Writing and language
Writing style guide
The City of Winnipeg Writing Style Guide is a resource for City of Winnipeg (CW) employees when drafting written materials. The guide defines and explains the writing guidelines for all internal and public-facing materials to ensure consistency across the organization. The original guide was developed by the Water and Waste Department’s Communication Services team and subsequently updated for use organization-wide.
Writing for the web
Always use plain language that helps users find what they need, identify and understand what they’ve found, and understand what to do next. Web writing should be actionable, findable, and shareable.
- Use familiar language. Using language familiar to your users helps them understand what’s written.

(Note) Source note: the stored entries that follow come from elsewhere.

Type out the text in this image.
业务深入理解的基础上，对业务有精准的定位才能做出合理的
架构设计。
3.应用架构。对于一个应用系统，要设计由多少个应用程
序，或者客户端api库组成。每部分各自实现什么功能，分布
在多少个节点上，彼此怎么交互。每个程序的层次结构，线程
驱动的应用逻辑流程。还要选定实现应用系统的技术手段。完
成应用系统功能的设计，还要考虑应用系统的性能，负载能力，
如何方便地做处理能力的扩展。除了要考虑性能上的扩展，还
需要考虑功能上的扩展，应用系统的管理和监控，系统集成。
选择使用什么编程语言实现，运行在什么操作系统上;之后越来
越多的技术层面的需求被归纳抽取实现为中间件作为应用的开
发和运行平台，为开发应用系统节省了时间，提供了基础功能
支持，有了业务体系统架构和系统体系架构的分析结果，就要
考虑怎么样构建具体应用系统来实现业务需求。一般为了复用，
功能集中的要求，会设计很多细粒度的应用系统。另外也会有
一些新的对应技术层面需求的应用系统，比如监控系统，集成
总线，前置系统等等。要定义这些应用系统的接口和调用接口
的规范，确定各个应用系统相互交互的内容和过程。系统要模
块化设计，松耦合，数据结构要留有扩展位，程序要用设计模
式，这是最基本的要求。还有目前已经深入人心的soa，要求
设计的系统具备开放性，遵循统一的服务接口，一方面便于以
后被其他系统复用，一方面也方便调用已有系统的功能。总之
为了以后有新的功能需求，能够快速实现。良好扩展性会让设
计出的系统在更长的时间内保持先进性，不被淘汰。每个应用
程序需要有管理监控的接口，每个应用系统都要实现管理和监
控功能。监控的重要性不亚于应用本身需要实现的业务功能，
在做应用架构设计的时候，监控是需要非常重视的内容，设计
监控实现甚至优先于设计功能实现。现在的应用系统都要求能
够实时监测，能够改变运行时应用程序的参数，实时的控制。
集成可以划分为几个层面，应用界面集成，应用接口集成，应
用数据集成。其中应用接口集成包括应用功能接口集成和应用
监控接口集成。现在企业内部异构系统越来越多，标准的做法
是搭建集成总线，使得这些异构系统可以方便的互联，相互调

- Chunk your content. ‘Chunking’ refers to breaking related content into short, scannable, and manageable groups.
- Put important information first. Always start with the content that’s most important before providing additional details.
- Be concise. In most cases, shorter is better. Always try to eliminate all unnecessary words.
Writing in navigation
The above guidelines apply to navigation labels, too. In addition:
- Avoid using extraneous or unrelated terms in menu labels. Examples include:
- Use ‘About’ or ‘Contact’ as opposed to ‘About us’ or ‘Contact us’ in scenarios where context is obvious to the user.

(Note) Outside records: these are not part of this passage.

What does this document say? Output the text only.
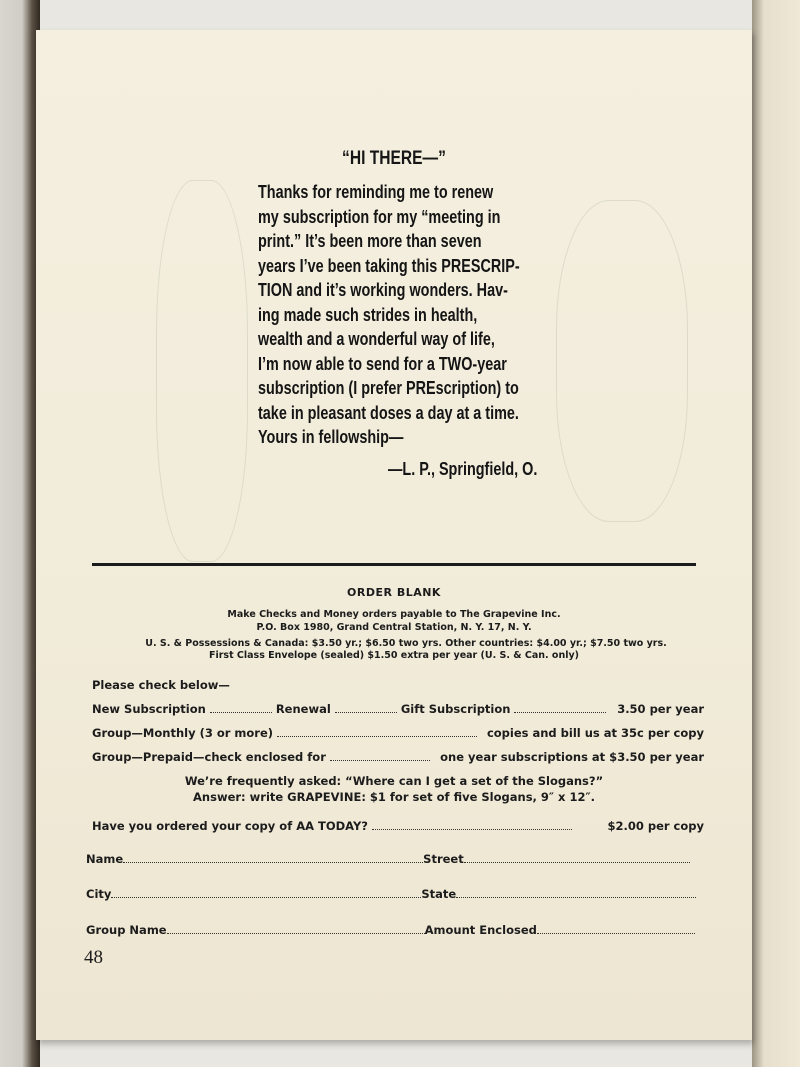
“HI THERE—”
Thanks for reminding me to renew
my subscription for my “meeting in
print.” It’s been more than seven
years I’ve been taking this PRESCRIP-
TION and it’s working wonders. Hav-
ing made such strides in health,
wealth and a wonderful way of life,
I’m now able to send for a TWO-year
subscription (I prefer PREscription) to
take in pleasant doses a day at a time.
Yours in fellowship—
—L. P., Springfield, O.
ORDER BLANK
Make Checks and Money orders payable to The Grapevine Inc.
P.O. Box 1980, Grand Central Station, N. Y. 17, N. Y.
U. S. & Possessions & Canada: $3.50 yr.; $6.50 two yrs. Other countries: $4.00 yr.; $7.50 two yrs.
First Class Envelope (sealed) $1.50 extra per year (U. S. & Can. only)
Please check below—
New Subscription	Renewal	Gift Subscription	3.50 per year
Group—Monthly (3 or more)	copies and bill us at 35c per copy
Group—Prepaid—check enclosed for	one year subscriptions at $3.50 per year
We’re frequently asked: “Where can I get a set of the Slogans?”
Answer: write GRAPEVINE: $1 for set of five Slogans, 9″ x 12″.
Have you ordered your copy of AA TODAY?	$2.00 per copy
Name	Street
City	State
Group Name	Amount Enclosed
48
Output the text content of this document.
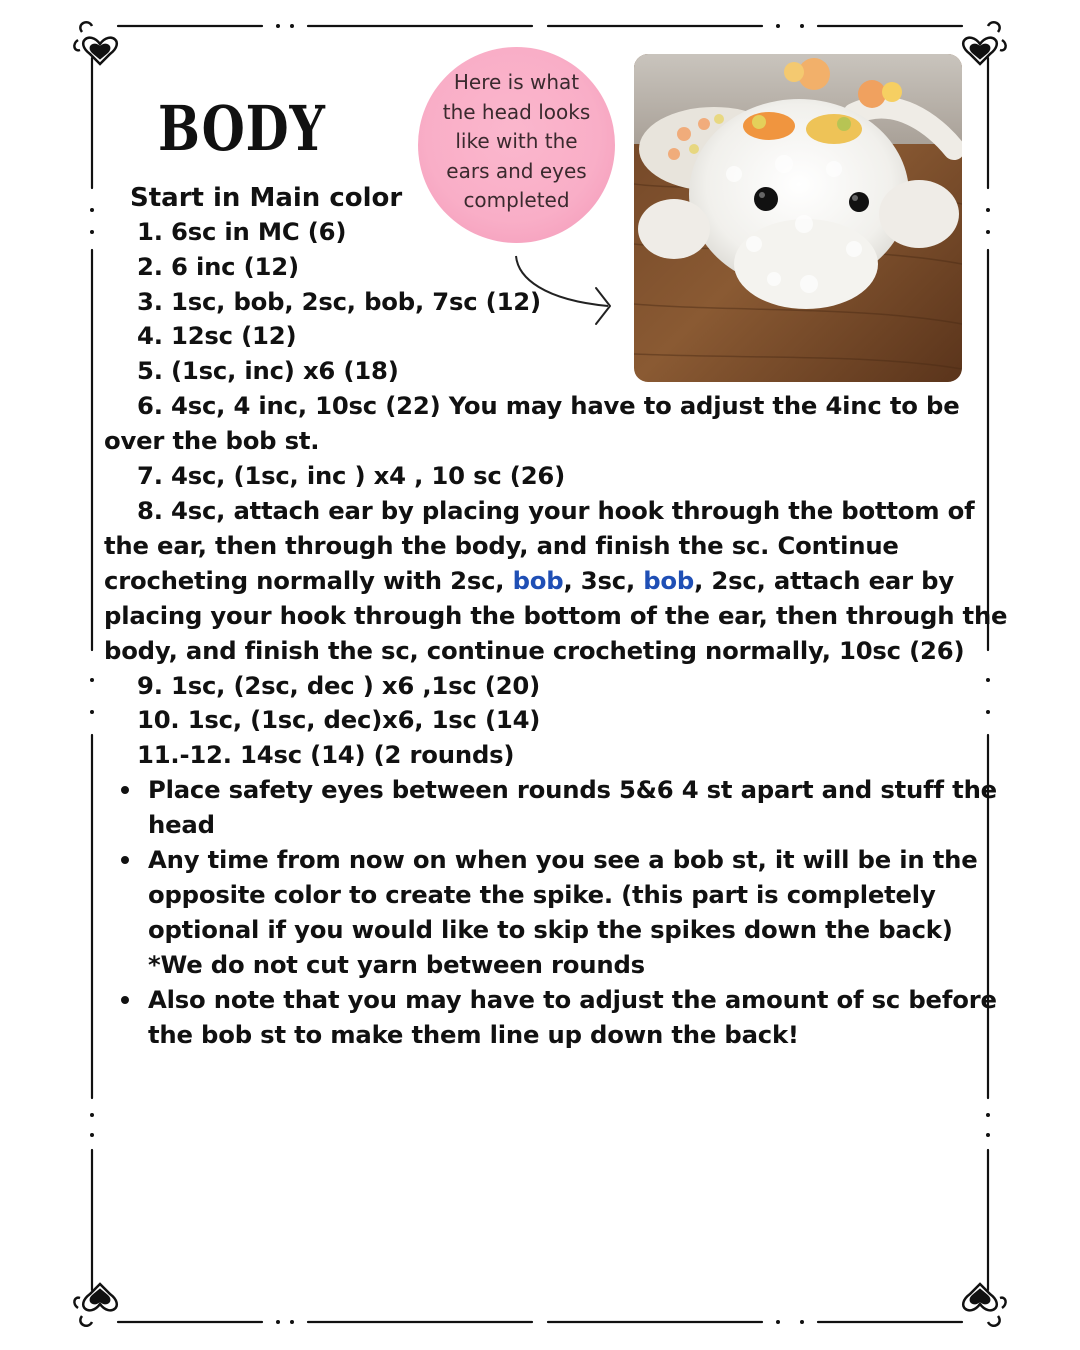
BODY
Start in Main color
Here is what
the head looks
like with the
ears and eyes
completed
1. 6sc in MC (6)
2. 6 inc (12)
3. 1sc, bob, 2sc, bob, 7sc (12)
4. 12sc (12)
5. (1sc, inc) x6 (18)
6. 4sc, 4 inc, 10sc (22) You may have to adjust the 4inc to be
over the bob st.
7. 4sc, (1sc, inc ) x4 , 10 sc (26)
8. 4sc, attach ear by placing your hook through the bottom of
the ear, then through the body, and finish the sc. Continue
crocheting normally with 2sc, bob, 3sc, bob, 2sc, attach ear by
placing your hook through the bottom of the ear, then through the
body, and finish the sc, continue crocheting normally, 10sc (26)
9. 1sc, (2sc, dec ) x6 ,1sc (20)
10. 1sc, (1sc, dec)x6, 1sc (14)
11.-12. 14sc (14) (2 rounds)
Place safety eyes between rounds 5&6 4 st apart and stuff the
head
Any time from now on when you see a bob st, it will be in the
opposite color to create the spike. (this part is completely
optional if you would like to skip the spikes down the back)
*We do not cut yarn between rounds
Also note that you may have to adjust the amount of sc before
the bob st to make them line up down the back!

- In cases where departmental ‘About’ or ‘Contact’ menu items appear along with global ‘About’ or ‘Contact’ items, use the shortest label possible without confusing the user. In most cases, this could be ‘About the department’ or ‘About Corporate Finance’ instead of ‘About the Corporate Finance Department.’ This decision depends on the surrounding content, pathway, and how clear the specific context is.

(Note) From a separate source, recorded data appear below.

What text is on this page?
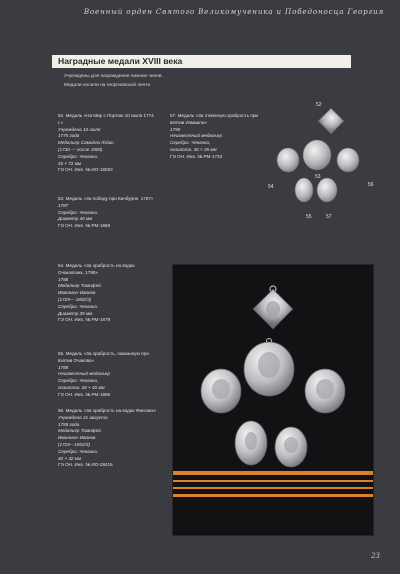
Военный орден Святого Великомученика и Победоносца Георгия
Наградные медали XVIII века
Учреждены для награждения нижних чинов.
Медали носили на георгиевской ленте.
52. Медаль «На Мир с Портою 10 июля 1774 г.»
Учреждена 10 июля
1775 года
Медальер Самойло Юдин
(1730 — после 1800)
Серебро. Чеканка.
45 × 72 мм
ГЭ ОН. Инв. № ИО-16003
53. Медаль «За победу при Кинбурне, 1787»
1787
Серебро. Чеканка.
Диаметр 40 мм
ГЭ ОН. Инв. № РМ-1669
54. Медаль «За храбрость на водах Очаковских, 1788»
1788
Медальер Тимофей
Иванович Иванов
(1729— 1802/3)
Серебро. Чеканка.
Диаметр 39 мм
ГЭ ОН. Инв. № РМ-1679
55. Медаль «За храбрость, оказанную при взятии Очакова»
1788
Неизвестный медальер
Серебро. Чеканка,
позолота. 28 × 40 мм
ГЭ ОН. Инв. № РМ-1695
56. Медаль «За храбрость на водах Финских»
Учреждена 21 августа
1789 года
Медальер Тимофей
Иванович Иванов
(1729—1802/3)
Серебро. Чеканка.
40 × 42 мм
ГЭ ОН. Инв. № ИО-28415
57. Медаль «За отменную храбрость при взятии Измаила»
1790
Неизвестный медальер
Серебро. Чеканка,
позолота. 30 × 35 мм
ГЭ ОН. Инв. № РМ-1733
52
53
54
55
56
57
23
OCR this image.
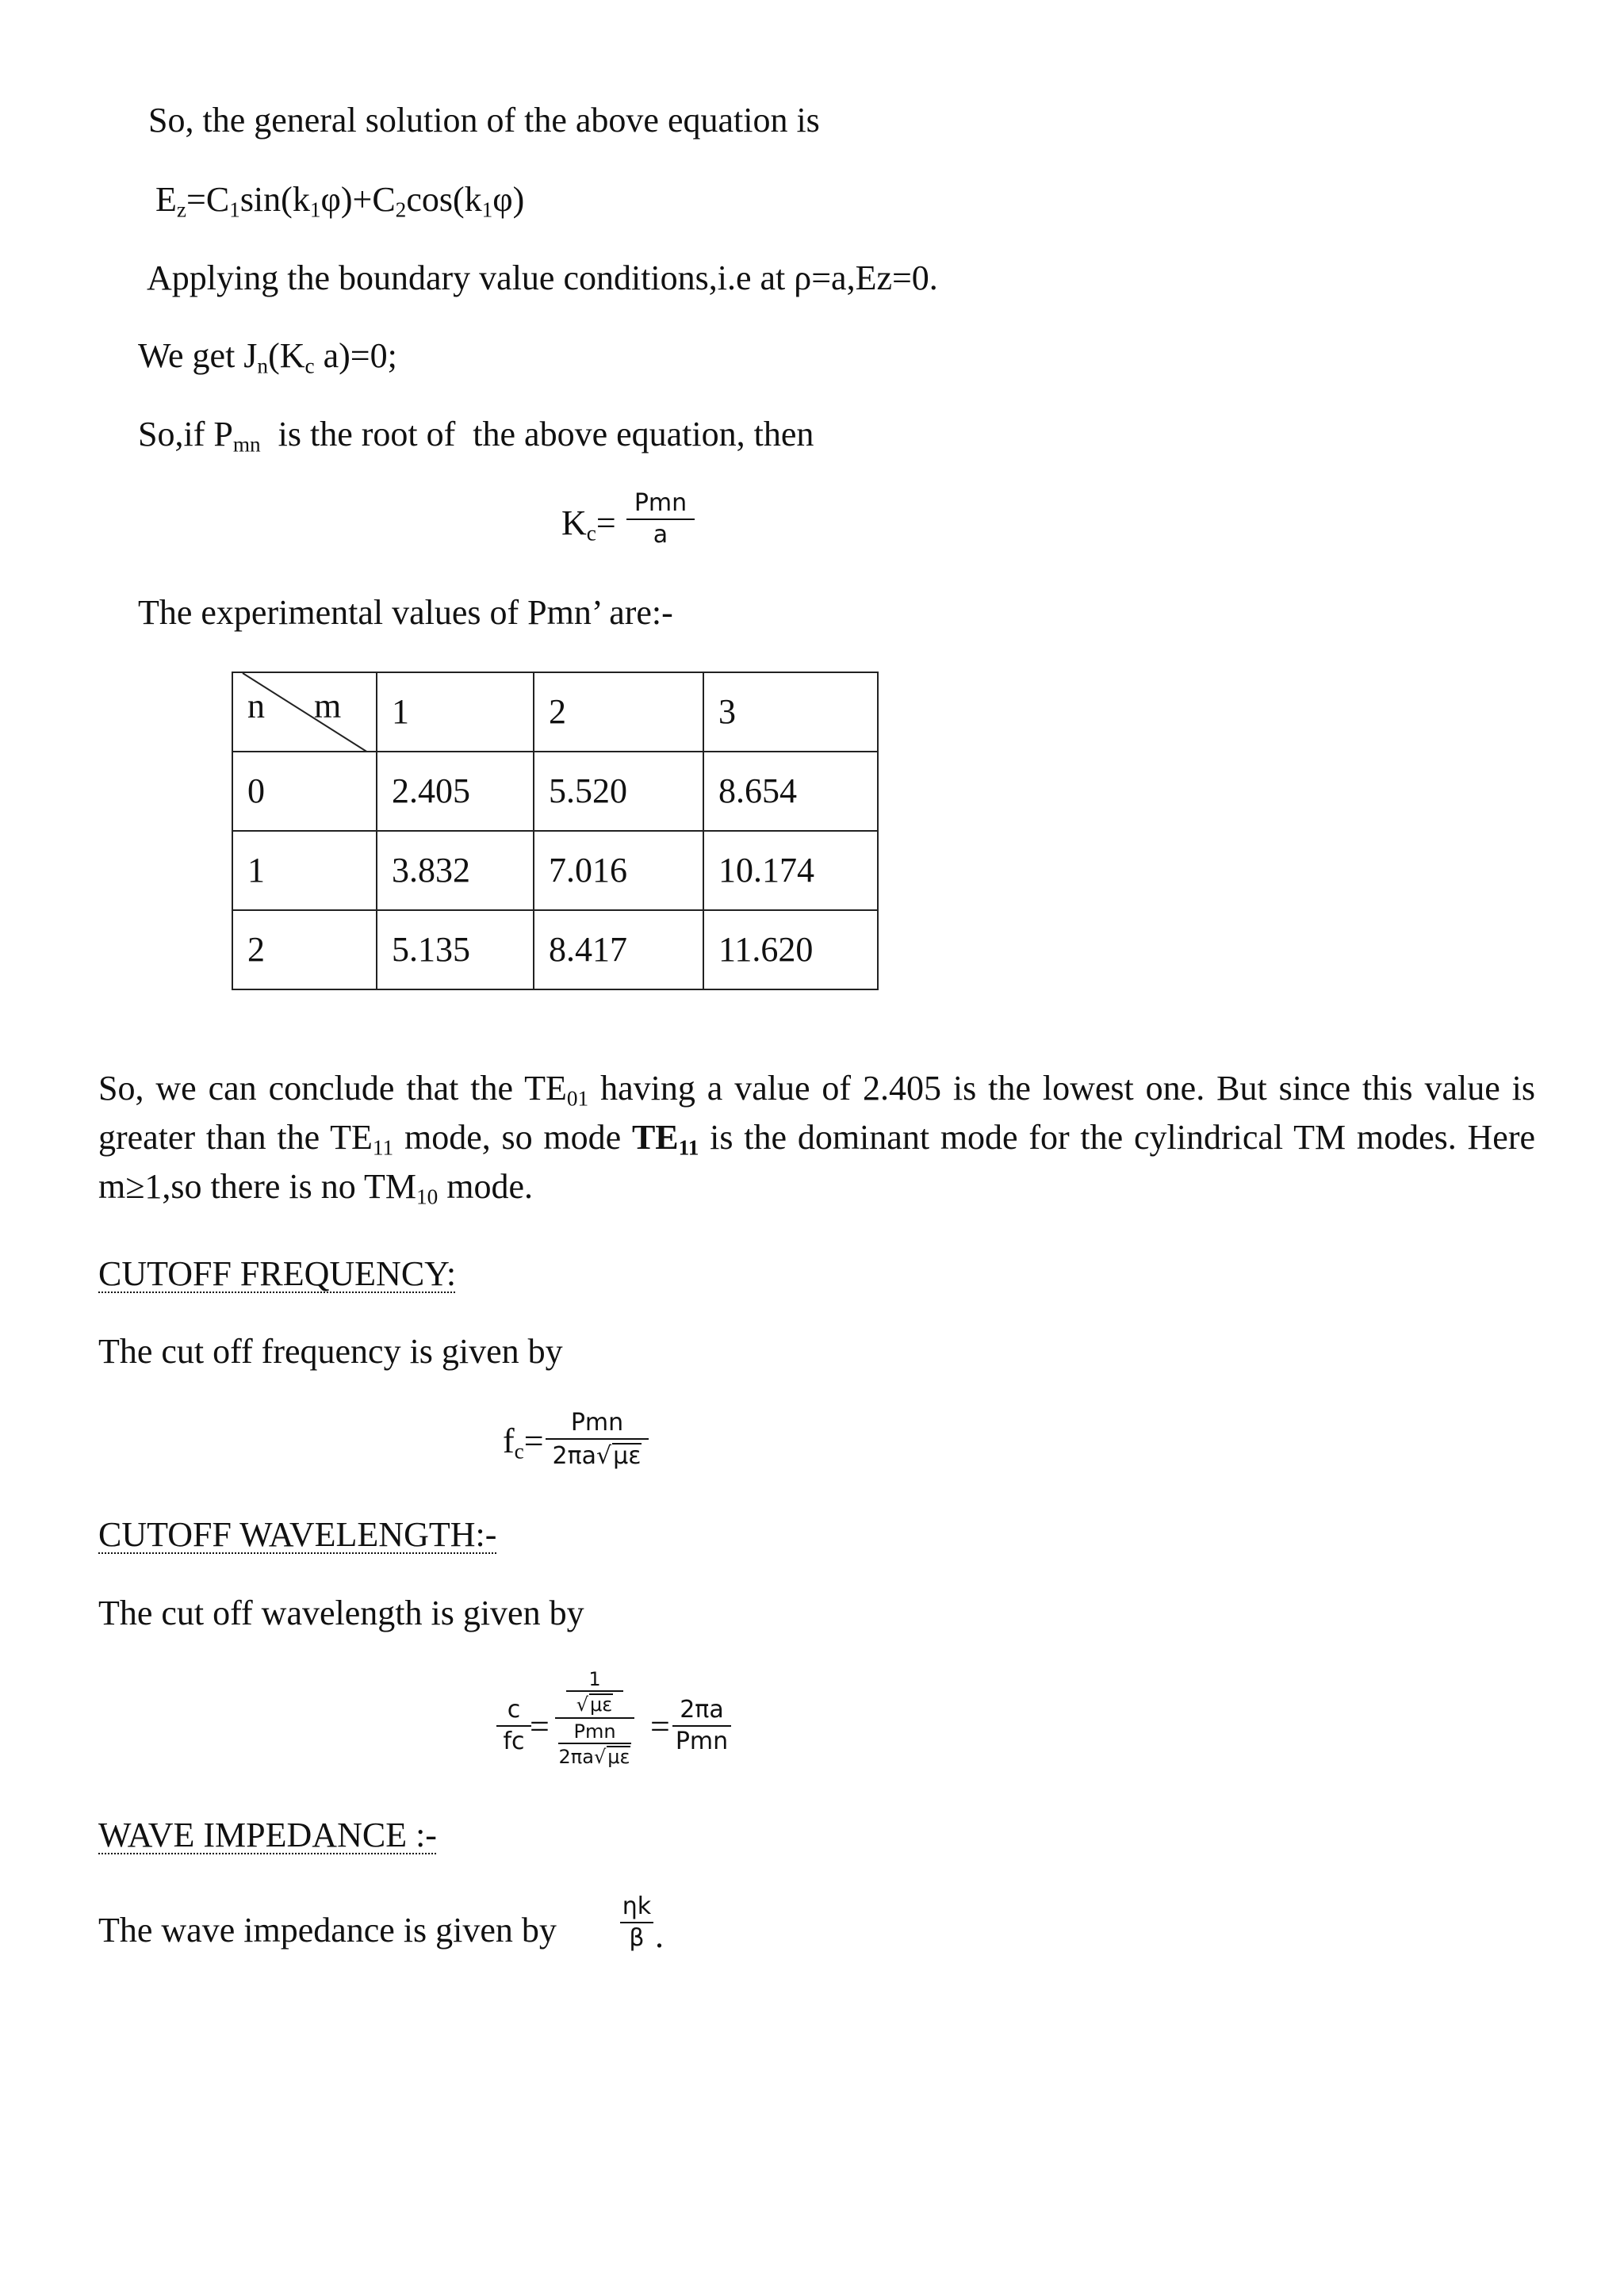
So, the general solution of the above equation is
$E_z=C_1\sin(k_1\varphi)+C_2\cos(k_1\varphi)$
Applying the boundary value conditions,i.e at ρ=a,Ez=0.
We get $J_n(K_c$ a)=0;
So,if $P_{mn}$  is the root of  the above equation, then
$K_c=$
Pmn
a
The experimental values of Pmn’ are:-
n m	1	2	3
0	2.405	5.520	8.654
1	3.832	7.016	10.174
2	5.135	8.417	11.620
So, we can conclude that the $TE_{01}$ having a value of 2.405 is the lowest one. But since this value is greater than the $TE_{11}$ mode, so mode $TE_{11}$ is the dominant mode for the cylindrical TM modes. Here m≥1,so there is no $TM_{10}$ mode.
CUTOFF FREQUENCY:
The cut off frequency is given by
$f_c=$	Pmn
2πa√με
CUTOFF WAVELENGTH:-
The cut off wavelength is given by
c
fc =
1
√με
Pmn
2πa√με
= 2πa
Pmn
WAVE IMPEDANCE :-
The wave impedance is given by
ηk
β .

- Put the tasks which are most important to users first in the menu.
- The Hemingway app helps you write with power and clarity by highlighting adverbs, passive voice, and dull, complicated words.
- Tips on Writing for Web Accessibility from W3C includes basic considerations to help you get started writing web content that is more accessible to people with disabilities.
Working with multiple languages
Our citizens speak a wide variety of languages and the City has requirements for communicating in English and French in the following circumstances:
- If the initiative is related specifically to the Riel District, and/or
- If the initiative has citywide implications
- For guidance on providing services in both official languages, contact French Language Services at City-FR@winnipeg.ca
These guidelines should be followed when working with multiple languages:
- Always translate and optimize content before the page or application is designed. It’s important to design and build around content instead of fitting content within something that’s already been designed.
- Avoiding mixing multiple languages on a single page or screen.
- Check all links, navigation and error messages to ensure they’re in the target language.
- Ensure the page defines the target language in the code. This helps browsers and search engines determine the language of the page.